Acknowledge Loss
Paris. The Big Pond in the Tuileries, 1963
Image Description:
A few empty chairs were left unorganized by the Big Pond in the Tuileries, a public garden located in Paris between the Louvre and the Place de la Concorde, taking up the foreground of the left bottom corner of this photograph. A young teenager places a boat into the pond with a man standing a few feet away looking at him. There are more chairs behind them, together with the few in the front, forming a circle around the pond. A few sculptures were presented in the Tuileries Garden with a few pedestrians in the far back.
Artist Bio:
André Kertész was a Hungarian-born photographer known for his use of perspectives and geometric compositions. The composition of this photograph created a strong contrast between the sharp chair frames in the front and the soft ripple in the pond with the foggy faded background. Human traces can be seen through the arrangement of the chairs, and the pigeon under a chair is eating leftover food from someone who probably just left the scene.
San Marcos, Texas, 1964
Image Description:
Four empty white chairs sit in the foreground beside a white table. A glass window reflecting, or perhaps revealing, a mediative aftermath. Winogrand’s images usually depict dynamic social moments full of life and movement, but in this photograph, the life of the scene is absent. We can imagine a group of young people laughing and joking over a late-night snack at a local diner, but instead all we get are the remnants of this experience.
Artist Bio:
Garry Winogrand is an American photographer known for making photographs of everyday American life in the tradition of Robert Frank and Walker Evans. He would often capture these scenes on cross-country road trips.

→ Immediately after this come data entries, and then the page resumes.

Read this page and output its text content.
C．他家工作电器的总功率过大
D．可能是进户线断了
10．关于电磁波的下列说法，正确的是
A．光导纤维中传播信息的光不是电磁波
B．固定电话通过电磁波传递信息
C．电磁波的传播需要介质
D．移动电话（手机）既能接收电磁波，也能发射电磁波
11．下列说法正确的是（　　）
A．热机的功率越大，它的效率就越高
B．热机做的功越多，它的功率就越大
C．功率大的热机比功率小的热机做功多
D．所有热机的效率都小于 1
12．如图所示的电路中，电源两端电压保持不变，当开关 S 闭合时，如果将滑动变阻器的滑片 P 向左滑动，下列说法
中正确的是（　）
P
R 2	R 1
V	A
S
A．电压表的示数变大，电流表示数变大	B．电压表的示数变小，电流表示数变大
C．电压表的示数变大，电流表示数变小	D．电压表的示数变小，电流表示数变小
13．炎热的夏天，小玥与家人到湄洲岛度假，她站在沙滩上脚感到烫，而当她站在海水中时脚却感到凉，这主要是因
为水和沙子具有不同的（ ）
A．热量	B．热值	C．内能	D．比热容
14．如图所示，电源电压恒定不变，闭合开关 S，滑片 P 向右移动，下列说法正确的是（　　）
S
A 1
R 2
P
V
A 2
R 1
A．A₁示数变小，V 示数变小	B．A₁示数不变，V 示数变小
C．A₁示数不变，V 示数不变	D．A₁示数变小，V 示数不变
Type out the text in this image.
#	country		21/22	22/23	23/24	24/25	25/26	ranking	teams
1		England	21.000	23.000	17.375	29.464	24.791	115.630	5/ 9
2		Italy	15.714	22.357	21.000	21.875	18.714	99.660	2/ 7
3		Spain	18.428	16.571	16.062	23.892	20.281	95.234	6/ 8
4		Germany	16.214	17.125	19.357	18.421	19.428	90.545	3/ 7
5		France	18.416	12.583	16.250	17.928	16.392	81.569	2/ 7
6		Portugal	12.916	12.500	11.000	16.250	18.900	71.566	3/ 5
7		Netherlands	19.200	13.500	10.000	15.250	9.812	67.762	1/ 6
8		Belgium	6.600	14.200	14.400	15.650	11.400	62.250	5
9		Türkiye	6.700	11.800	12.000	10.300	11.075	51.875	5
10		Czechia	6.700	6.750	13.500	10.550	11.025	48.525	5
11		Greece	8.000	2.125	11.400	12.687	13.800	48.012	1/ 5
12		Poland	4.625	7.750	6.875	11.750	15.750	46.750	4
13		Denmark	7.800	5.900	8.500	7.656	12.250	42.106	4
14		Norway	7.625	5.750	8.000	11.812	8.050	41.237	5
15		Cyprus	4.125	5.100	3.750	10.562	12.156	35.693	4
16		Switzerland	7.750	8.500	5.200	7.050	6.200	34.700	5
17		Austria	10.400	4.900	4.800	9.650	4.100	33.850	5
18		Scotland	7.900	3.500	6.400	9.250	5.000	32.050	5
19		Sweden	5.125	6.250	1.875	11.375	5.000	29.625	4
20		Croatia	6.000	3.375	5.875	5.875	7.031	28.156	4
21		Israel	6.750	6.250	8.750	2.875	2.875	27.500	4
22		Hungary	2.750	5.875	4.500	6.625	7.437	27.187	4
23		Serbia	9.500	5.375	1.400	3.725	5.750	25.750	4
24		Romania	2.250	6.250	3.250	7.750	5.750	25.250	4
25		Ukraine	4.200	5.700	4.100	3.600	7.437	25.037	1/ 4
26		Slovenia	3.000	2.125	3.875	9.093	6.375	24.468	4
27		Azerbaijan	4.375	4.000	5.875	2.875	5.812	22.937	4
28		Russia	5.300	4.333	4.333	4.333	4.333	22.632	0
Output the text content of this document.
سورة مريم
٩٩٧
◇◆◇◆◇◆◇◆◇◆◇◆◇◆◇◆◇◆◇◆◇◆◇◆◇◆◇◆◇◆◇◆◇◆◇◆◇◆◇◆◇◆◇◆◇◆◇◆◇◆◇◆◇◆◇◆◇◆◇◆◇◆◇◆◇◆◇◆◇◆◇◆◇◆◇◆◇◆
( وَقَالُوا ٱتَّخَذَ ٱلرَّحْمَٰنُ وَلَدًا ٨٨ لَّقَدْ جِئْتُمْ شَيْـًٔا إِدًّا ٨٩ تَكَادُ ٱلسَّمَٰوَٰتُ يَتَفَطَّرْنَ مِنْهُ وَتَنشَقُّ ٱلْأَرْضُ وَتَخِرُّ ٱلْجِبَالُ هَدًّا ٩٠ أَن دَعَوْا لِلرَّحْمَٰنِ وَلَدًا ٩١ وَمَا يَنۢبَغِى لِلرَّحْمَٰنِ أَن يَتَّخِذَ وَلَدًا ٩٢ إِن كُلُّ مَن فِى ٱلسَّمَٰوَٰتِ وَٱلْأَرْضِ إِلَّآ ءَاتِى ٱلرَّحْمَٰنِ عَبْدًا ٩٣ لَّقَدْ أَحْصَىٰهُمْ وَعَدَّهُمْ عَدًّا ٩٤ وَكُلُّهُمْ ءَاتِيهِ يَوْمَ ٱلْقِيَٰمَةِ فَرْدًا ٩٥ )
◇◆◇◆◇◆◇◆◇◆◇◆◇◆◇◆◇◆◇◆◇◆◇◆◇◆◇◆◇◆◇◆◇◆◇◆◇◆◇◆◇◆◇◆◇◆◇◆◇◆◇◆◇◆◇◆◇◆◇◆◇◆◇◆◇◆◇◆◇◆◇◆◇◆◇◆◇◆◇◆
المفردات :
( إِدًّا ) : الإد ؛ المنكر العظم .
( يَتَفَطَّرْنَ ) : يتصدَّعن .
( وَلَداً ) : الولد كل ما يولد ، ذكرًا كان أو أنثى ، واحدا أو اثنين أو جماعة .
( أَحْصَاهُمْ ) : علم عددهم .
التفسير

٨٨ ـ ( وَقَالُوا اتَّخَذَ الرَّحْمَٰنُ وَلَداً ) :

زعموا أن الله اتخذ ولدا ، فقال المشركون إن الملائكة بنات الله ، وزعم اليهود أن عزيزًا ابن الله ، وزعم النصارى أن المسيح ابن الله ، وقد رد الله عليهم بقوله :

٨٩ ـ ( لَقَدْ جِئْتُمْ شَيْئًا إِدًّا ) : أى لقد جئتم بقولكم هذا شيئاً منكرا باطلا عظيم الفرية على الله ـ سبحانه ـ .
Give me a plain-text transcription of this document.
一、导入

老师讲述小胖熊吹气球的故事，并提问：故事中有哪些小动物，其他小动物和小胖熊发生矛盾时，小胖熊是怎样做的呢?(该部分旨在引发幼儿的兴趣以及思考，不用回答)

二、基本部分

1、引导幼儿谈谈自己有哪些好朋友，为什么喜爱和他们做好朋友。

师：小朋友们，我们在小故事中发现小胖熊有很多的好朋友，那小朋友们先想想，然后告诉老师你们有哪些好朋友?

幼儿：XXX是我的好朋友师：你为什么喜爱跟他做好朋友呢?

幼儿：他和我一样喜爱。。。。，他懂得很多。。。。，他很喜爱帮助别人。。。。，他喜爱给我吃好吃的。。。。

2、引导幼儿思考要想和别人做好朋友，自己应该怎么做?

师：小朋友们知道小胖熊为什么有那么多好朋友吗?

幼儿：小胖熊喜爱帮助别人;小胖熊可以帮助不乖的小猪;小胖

Chicken, Chihuahua (Cushua), Mexico, 1975
Image Description:
The title of this Frank DiPerna photograph places us in Chihuahua, Mexico in 1975, the largest of 32 states in Mexico, neighboring Texas and New Mexico, the United States. In plain view, a wall stretches across and beyond each side of the frame. Plastered (or, perhaps, painted) onto the wall is an image of a chicken, clouds fill the sky above. The photograph is white-washed, cinematic, the subject not as much the object of the chicken, but of the border placed between us (the viewer), and the landscape imagined beyond the wall.
Artist Bio:
Frank DiPerna (1947-2020) was a pioneer of modern landscape photography, with a skilled eye for strong horizons, desert scenes, and earthy tones. DiPerna sought justice, and followed an eagerness to travel, to teach, to listen, and to learn throughout his life. DiPerna’s studies centered photography, as he gathered experiences throughout the United States, from Pittsburgh, to Washington DC, to Colorado, New York, and Virginia (where he finally received a master’s degree at Goddard College, 1977) and Europe, teaching photography in Italy, France, and Mexico. DiPerna founded the BFA in Fine Art Photography at the Corcoran School of Art and Design (a program which still thrives from his legacy to this day). As a professor, DiPerna was eager to continue to learn, to grow, and to question.
DiPerna can teach us new ways to look at our own landscapes, environments, communities, contexts. In this photograph, allow the symbol of a chicken to pose the question, are walls meant to insight fear or portray dominance? Are walls meant to keep some people separate from their neighbors? Do walls further a narrative of exclusion and segregation? Are walls temporary? Are walls necessary?
This exhibition stands in support
of immigrants and refugees.
To learn how to get involved, please visit: www.americanimmigrationcouncil.org
We acknowledge the lives that have been lost to COVID-19. We acknowledge the families who are grieving. We feel the separation. We see the disparity in the loss of this pandemic for communities of color and acknowledge the systemic oppression that makes it so. We call for and uplift voices of action and change. We acknowledge the loss, the isolation. We saw empty chairs commemorating 200,000 lives lost in October 2020, and remember that, while we have a long way to go, we have an opportunity to come out of this stronger, supporting one another.
COVID Survivors for Change’s mission is to find community in isolation, uniting to “demand a responsible, data-backed approach to pandemic prevention”. Their goal is to connect, advocate, respond, and empower.